The latest software release from OxTS sees the launch of gx/ix processing, an exciting new technology that makes it possible to achieve better accuracy in urban environments and increase the accuracy of the RT2500 and RT2502 up to 40 per cent. Gx/ix processing is actually two standalone technologies (gx and ix), that are available in real-time and post-process. The correct one is selected automatically depending on the quality of GPS signals being received, and the system can switch between gx/ix as conditions dictate. It supports pseudo-range differential corrections and is compatible with forwards/backwards processing.
Gx initially appeared in late 2011, although it has been significantly enhanced with pseudo-range differential processing in the latest release. The real-time system accepts differential corrections in RTCMv3 format, and post-processing accepts RINEX as well. The gx mode uses raw GPS data and OxTS’ processing algorithms to calculate the GPS position and velocity, specifically tailored for use by our Kalman Filter. The solution computed by the GPS card is ignored and replaced by the gx solution. The GPS card’s solutions are not removed from logging, and the user can re-configure the system in post-process to recover the standard behaviour. Alternatively, gx/ix can be applied in post-process only. The gx solution can be combined far more confidently with the inertial data because gx processing selects and uses only the high-accuracy GPS satellite measurements. Significant improvements are especially visible in RT2500 and RT2502, which provides a low-cost, high-accuracy solution for customers.

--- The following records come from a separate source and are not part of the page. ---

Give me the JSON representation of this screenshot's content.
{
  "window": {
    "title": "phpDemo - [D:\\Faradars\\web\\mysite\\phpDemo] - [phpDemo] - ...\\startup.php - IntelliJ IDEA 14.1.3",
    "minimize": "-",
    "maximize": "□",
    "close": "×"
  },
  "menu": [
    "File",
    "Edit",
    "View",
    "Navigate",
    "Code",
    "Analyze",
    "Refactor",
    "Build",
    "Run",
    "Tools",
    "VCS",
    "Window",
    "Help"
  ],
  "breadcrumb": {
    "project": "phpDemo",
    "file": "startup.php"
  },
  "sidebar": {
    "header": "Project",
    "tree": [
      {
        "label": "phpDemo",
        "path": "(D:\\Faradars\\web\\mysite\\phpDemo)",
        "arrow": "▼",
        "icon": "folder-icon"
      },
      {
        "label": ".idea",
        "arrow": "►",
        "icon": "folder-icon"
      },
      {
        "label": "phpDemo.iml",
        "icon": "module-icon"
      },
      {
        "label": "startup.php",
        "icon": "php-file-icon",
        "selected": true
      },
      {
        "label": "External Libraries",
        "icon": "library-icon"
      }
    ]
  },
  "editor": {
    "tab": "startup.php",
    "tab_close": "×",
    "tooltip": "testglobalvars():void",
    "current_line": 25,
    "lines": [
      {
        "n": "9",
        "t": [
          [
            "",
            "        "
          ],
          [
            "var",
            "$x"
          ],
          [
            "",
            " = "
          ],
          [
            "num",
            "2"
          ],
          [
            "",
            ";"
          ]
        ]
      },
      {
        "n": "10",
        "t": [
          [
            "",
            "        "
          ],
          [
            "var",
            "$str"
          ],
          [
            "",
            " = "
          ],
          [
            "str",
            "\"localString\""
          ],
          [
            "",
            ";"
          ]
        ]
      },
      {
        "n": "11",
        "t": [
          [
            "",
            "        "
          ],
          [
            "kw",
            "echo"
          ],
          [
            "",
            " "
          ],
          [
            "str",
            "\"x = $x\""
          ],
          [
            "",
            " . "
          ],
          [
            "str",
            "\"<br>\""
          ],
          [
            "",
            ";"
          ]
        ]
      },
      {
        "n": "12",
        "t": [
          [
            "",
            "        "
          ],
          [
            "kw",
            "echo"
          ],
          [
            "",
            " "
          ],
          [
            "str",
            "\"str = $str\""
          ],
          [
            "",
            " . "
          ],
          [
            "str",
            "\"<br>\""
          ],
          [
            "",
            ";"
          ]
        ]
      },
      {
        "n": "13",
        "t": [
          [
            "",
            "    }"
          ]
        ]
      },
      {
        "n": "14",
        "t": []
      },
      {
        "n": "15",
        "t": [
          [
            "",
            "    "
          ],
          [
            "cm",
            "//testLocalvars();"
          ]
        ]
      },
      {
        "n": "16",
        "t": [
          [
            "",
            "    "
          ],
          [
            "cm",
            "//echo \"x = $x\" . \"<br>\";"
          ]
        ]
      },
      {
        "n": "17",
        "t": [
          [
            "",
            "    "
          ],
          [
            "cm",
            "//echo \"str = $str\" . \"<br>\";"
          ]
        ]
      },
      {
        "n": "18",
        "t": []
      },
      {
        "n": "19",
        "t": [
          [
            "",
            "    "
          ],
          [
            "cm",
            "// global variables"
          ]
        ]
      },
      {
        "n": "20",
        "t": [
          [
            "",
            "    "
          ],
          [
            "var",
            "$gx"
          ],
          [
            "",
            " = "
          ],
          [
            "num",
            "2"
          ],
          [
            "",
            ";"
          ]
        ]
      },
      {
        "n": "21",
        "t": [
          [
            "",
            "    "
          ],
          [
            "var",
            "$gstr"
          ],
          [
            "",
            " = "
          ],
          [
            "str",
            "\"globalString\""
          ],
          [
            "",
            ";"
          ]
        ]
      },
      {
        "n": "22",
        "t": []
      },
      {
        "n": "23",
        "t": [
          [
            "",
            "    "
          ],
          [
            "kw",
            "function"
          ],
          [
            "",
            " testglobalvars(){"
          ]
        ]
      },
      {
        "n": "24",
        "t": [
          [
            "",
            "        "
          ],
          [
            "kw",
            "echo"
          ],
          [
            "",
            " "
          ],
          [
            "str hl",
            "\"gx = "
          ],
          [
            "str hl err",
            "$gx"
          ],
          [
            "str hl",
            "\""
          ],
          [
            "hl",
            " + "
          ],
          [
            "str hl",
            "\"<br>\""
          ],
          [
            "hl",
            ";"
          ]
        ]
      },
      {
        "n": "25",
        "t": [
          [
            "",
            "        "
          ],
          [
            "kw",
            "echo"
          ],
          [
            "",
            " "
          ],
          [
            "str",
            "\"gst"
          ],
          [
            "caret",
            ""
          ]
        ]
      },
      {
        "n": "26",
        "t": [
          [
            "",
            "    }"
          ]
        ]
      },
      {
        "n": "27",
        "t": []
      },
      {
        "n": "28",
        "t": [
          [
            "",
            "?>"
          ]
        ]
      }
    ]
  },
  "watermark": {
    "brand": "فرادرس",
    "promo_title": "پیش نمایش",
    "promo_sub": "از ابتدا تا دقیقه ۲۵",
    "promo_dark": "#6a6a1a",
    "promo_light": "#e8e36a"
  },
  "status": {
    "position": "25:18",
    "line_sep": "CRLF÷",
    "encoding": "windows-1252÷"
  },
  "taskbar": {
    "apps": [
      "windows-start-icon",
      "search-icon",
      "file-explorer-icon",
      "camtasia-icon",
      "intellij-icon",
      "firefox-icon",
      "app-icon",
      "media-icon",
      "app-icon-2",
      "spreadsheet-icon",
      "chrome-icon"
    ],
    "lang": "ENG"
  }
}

Ix processing, also known as single satellite aiding, is a completely new and very exciting technology from OxTS, which complements gx capability and applies to all RT models (except those using Omnistar based receivers – RT3040/3050). The Kalman filter has been significantly enhanced to receive raw GPS measurements rather than GPS solutions (position/velocity). An initialised RT in ix mode doesn’t compute GPS position or velocity; it simply uses the information from any satellite it can see to adjust and maintain its position, whereas, a GPS solution (computed by the GPS card, or by the gx algorithm) requires at least four valid GPS satellite measurements. Therefore ix mode reduces drift and maintains navigation in challenging environments. Providing more integration between the GPS measurements and the inertial data, ix processing also detects and removes errors in single satellite measurements more effectively than gx. The RT system arbitrates between the gx mode and ix mode, switching between them based on the quality of the GPS measurements. Like gx, ix supports pseudo-range differential corrections and is compatible with forwards/backwards processing.
The strength of RT products has always been their ability to seamlessly blend inertial and GPS data in a way that cancels out the weakness of each standalone technology. The introduction of gx/ix technology, and the benefits it brings, is a good example of how inertial and GPS measurements can be leveraged to create a highly accurate and reliable platform customers know they can trust.